Ob ich Hans Franck (1879–1964) erwähnen darf, habe ich lange überlegt. Er schrieb inspirierter als viele seiner Kollegen und handwerklich auf allerhöchstem Niveau, hatte sich aber dem Nationalsozialismus verschrieben. Er ließ sich nicht nur auf die Liste der Schriftsteller setzen, die dem Führer treueste Gefolgschaft gelobten, sondern schrieb auch einige tendenziöse Werke. Für zwei Werke nehme ich ihn auf. Das eine ist die Novelle »Die Pilgerfahrt nach Lübeck«, in der er Bachs Reise zum damalig berühmten Komponisten und Organisten Dieterich Buxtehude (1637–1707) erzählt. Bach ging die 465 Kilometer von Arnstadt bis Lübeck im Jahr 1705 zu Fuß und verlängerte den bewilligten Bildungsurlaub eigenmächtig um 12 Wochen, was ihm später eine heftige Rüge von seinem Arbeitgeber einbrachte. Franck gestaltet diese Begebenheit um eine Liebesgeschichte mit der Tochter des Organisten mit einem unbefriedigenden Ende für das Mädchen. Der Roman »Friedemann« schildert das Leben des ältesten Sohnes von Johann Sebastian Bachs. Über diesen gab es schon einen Roman von Albert Emil Brachvogel ( (1824–1878), und der war außerordentlich beliebt, wurde wieder und wieder aufgelegt. Franck schrieb dazu: »Für diese auffallende Tatsache – denn von wievielen Büchern, die zur selben Zeit herauskamen kann Gleiches gesagt werden? – gibt es nur Eine Erklärung; jene, welche Liszt in die grimmigen Worte zusammengefaßt hat: mundus vult schundus.« Er führt dann weiter aus: »Brachvogels ›Dichtung‹ ist in der Tat übelster Schund, ein gewissenloses Machwerk. Man komme zu seiner Verteidigung nicht mit dem vielberühmten Hinweis auf die ›dichterische Freiheit‹! Wohl muß dem Dichter, wenn es die Gesetze seiner Kunst gebieten, das Recht zugestanden werden, Rückungen und Änderungen, Vereinfachungen und Überhöhungen vorzunehmen. Aber was unbeschadet des Künstlerlebens richtig sein kann, das hat auch in einer historischen Dichtung, vor Allem in einem biografischen Roman, richtig zu sein, schlechthin richtig.« Franck versuchte mit seinem 1964 erschienenen Roman eine Richtigstellung. Will man ihn lesen, muss man ihn sich antiquarisch besorgen. Die »Pilgerfahrt« ist allerdings ebenfalls ein Buch, das wieder und wieder aufgelegt wird, ohne dass es auch nur einen Hauch von Trivialität aufzuweisen hat.
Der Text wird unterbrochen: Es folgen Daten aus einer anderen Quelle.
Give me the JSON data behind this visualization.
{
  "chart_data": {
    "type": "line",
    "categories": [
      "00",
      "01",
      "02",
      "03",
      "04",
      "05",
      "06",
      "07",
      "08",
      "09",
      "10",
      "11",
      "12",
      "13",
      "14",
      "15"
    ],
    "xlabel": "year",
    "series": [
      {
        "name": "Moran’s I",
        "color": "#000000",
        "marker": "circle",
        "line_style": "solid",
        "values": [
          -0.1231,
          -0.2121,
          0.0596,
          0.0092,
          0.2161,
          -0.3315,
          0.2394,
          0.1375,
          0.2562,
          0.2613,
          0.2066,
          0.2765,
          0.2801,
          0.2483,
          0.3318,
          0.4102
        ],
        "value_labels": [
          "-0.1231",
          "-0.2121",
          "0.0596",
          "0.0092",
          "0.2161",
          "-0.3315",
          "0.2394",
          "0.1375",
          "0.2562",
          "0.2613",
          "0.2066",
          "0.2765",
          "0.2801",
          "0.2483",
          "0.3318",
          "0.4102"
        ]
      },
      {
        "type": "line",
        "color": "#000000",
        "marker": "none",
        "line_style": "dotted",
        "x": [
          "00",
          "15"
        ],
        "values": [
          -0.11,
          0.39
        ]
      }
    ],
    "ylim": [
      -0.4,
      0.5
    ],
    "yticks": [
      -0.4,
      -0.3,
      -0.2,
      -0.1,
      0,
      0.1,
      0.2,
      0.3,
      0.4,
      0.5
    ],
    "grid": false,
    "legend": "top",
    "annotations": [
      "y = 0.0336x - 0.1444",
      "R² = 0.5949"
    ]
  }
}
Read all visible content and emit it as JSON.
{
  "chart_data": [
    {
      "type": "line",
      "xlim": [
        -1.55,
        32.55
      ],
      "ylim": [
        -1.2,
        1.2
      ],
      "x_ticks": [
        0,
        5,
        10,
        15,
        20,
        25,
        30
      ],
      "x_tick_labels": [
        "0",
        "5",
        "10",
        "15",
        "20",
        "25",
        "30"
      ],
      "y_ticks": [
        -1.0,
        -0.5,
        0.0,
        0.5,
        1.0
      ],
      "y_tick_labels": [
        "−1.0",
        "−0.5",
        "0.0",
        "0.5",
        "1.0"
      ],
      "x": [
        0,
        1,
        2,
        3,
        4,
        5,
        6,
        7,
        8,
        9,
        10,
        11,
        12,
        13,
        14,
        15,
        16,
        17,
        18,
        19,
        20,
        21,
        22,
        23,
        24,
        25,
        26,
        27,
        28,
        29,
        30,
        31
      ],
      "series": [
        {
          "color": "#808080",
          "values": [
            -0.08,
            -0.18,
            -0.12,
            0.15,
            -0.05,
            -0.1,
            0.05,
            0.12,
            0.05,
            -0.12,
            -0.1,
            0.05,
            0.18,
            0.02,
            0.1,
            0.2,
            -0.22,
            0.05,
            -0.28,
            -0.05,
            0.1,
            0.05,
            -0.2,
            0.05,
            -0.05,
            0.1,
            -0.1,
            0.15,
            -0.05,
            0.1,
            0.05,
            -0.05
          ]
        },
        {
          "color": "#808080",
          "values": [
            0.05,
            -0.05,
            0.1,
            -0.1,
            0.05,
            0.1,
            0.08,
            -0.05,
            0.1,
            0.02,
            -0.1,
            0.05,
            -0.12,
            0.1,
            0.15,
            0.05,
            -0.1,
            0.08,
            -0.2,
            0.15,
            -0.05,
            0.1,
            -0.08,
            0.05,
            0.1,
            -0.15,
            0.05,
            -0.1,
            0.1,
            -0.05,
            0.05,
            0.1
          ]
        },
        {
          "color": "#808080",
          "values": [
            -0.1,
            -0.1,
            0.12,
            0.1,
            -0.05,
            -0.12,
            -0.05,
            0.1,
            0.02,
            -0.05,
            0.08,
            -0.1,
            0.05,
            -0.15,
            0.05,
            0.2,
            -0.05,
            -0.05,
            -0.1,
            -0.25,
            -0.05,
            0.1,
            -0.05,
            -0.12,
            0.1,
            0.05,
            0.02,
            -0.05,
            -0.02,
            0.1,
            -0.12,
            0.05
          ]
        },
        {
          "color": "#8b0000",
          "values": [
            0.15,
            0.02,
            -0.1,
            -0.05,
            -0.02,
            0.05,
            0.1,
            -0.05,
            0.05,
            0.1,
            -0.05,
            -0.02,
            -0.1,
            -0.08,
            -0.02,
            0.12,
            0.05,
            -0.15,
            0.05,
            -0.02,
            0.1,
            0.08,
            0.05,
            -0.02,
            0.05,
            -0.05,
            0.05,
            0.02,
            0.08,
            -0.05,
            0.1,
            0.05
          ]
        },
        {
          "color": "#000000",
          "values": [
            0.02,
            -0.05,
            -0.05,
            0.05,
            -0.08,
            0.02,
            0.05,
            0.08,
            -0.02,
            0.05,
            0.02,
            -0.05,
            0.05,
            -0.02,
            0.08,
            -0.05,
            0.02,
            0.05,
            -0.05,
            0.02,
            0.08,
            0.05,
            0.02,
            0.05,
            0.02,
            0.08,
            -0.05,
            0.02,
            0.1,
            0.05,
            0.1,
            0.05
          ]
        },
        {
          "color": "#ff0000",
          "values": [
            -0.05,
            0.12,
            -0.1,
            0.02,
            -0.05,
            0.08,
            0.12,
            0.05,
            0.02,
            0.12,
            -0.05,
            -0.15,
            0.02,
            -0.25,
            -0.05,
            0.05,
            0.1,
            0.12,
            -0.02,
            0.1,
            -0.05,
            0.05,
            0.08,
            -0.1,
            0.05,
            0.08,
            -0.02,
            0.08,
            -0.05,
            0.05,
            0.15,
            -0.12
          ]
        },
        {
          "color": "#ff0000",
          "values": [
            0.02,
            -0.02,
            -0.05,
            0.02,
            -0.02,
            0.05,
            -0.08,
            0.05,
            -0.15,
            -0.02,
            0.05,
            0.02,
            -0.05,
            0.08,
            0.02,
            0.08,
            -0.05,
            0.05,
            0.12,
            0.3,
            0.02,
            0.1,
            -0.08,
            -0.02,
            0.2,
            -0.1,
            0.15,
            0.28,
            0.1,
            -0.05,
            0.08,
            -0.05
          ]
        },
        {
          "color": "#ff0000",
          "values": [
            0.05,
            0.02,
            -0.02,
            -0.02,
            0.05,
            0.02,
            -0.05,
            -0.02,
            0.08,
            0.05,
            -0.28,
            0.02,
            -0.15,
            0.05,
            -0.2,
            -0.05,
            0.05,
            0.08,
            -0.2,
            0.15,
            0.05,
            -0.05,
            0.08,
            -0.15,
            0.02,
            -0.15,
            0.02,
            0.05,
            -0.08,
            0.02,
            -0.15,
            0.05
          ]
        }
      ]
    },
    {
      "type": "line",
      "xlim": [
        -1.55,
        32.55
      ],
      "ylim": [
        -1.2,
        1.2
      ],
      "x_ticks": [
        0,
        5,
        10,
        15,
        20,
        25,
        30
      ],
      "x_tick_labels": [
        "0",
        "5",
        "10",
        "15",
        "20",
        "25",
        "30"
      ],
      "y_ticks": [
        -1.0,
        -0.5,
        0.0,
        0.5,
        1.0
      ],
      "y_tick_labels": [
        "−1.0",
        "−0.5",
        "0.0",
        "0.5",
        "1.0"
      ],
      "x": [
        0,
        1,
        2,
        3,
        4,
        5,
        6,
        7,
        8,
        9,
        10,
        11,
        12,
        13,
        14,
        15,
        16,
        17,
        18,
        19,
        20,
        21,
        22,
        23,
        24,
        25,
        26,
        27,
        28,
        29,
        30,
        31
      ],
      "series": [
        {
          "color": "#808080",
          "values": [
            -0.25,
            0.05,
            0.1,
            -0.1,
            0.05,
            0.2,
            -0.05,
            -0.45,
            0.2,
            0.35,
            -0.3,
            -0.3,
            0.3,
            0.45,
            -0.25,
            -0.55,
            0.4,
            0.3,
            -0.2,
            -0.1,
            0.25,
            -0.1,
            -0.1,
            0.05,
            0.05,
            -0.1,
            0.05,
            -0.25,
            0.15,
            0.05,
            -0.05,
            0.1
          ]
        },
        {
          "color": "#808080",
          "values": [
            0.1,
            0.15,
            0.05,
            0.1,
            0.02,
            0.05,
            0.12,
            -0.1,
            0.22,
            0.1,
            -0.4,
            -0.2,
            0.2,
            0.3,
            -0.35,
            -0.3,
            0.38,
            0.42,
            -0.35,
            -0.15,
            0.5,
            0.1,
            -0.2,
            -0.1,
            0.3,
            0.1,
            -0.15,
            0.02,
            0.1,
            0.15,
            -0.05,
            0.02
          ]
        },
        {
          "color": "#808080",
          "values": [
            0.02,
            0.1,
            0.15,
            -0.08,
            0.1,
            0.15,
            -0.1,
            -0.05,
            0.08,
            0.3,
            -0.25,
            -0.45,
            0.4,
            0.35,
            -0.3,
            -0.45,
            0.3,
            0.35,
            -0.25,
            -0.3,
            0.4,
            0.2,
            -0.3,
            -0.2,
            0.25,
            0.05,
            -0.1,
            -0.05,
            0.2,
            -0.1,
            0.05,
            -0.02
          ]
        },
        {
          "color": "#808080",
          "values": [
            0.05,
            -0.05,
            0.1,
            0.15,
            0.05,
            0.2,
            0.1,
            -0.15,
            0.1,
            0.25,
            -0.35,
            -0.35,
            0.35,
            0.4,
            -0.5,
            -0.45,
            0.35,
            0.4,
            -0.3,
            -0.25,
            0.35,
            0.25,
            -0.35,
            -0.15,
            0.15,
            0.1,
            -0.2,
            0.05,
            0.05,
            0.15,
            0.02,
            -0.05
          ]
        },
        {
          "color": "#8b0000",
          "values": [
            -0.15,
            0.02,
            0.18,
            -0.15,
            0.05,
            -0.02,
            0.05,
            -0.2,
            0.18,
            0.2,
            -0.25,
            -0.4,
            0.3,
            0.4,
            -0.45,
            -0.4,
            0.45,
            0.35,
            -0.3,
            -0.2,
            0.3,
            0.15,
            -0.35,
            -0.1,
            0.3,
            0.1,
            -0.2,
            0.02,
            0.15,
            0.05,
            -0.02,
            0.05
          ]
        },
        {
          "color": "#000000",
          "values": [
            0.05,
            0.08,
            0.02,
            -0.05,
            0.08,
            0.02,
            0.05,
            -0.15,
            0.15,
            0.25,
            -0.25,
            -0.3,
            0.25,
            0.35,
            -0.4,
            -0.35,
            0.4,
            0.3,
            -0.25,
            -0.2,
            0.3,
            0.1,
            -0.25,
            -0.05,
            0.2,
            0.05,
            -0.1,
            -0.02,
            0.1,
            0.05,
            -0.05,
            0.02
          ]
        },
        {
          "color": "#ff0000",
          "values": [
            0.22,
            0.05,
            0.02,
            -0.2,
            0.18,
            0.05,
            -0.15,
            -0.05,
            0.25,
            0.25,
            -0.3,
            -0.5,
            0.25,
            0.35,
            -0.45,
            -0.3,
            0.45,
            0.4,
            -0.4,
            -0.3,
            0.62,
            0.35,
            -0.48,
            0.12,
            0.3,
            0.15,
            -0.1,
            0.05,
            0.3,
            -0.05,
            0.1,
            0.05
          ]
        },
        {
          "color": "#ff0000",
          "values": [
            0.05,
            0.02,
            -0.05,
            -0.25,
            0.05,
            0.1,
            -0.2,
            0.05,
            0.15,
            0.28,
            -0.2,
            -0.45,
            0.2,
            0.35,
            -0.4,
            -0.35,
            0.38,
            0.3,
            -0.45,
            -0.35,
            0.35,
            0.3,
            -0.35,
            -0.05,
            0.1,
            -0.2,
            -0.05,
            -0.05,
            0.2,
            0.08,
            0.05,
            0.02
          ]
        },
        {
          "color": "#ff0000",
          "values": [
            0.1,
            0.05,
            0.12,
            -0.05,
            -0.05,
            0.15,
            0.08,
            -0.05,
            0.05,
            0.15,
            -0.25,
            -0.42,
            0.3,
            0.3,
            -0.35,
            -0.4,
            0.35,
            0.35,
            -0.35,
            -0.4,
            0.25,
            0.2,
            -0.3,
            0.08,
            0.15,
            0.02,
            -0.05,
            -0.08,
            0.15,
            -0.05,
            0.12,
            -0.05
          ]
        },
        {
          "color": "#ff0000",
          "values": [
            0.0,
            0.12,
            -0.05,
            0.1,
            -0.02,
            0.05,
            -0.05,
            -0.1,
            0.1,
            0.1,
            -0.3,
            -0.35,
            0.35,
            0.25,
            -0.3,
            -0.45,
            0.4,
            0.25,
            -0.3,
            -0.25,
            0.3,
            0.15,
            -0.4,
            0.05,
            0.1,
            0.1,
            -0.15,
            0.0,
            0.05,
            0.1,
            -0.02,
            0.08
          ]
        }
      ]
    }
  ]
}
Die Zeit des Nationalsozialismus in historischen Romanen aufzugreifen, gelang nicht sofort nach 1945. Kaum einer traute sich an diesen Stoff. Zwar griffen populäre Autoren wie Grass und Böll in ihren Werken auch auf diese Zeit zurück, doch wollen sich diese Werke nicht richtig in das Genre des historischen Romans einfügen lassen. 1958 veröffentlichte der Journalist Gregor Dorfmeister (1929–2018) unter dem Pseudonym Manfred Gregor den Roman »Die Brücke«, in dem er selbst Erlebtes um einen sinnlosen Volkssturm-Einsatz von Jugendlichen zum Thema machte. Bereits ein Jahr später wurde der Roman von Bernhard Wicki verfilmt und gilt bis heute als Klassiker unter den Antikriegsfilmen. Zwei Jahre später erschien vom gleichen Autor der Roman »Das Urteil« (1960), der sich mit der frühen Nachkriegszeit und der Problematik der alliierten Besatzung auseinandersetze. Es geht um einen Vergewaltigungsprozess gegen vier Soldaten der amerikanischen Armee in einer süddeutschen Kleinstadt. Auch dieser Roman wurde verfilmt – mit Kirk Douglas in einer Hauptrolle. Es ist natürlich die Frage, ob etwas, das so kurz zurückliegt, als historischer Roman gewertet werden kann. da aber einige Jahrzehnte die Zeit des Nationalsozialismus Gegenstand von unzähligen Romanen wurde, denke ich, ist es nicht falsch, hier zwei frühe Werke zu erwähnen.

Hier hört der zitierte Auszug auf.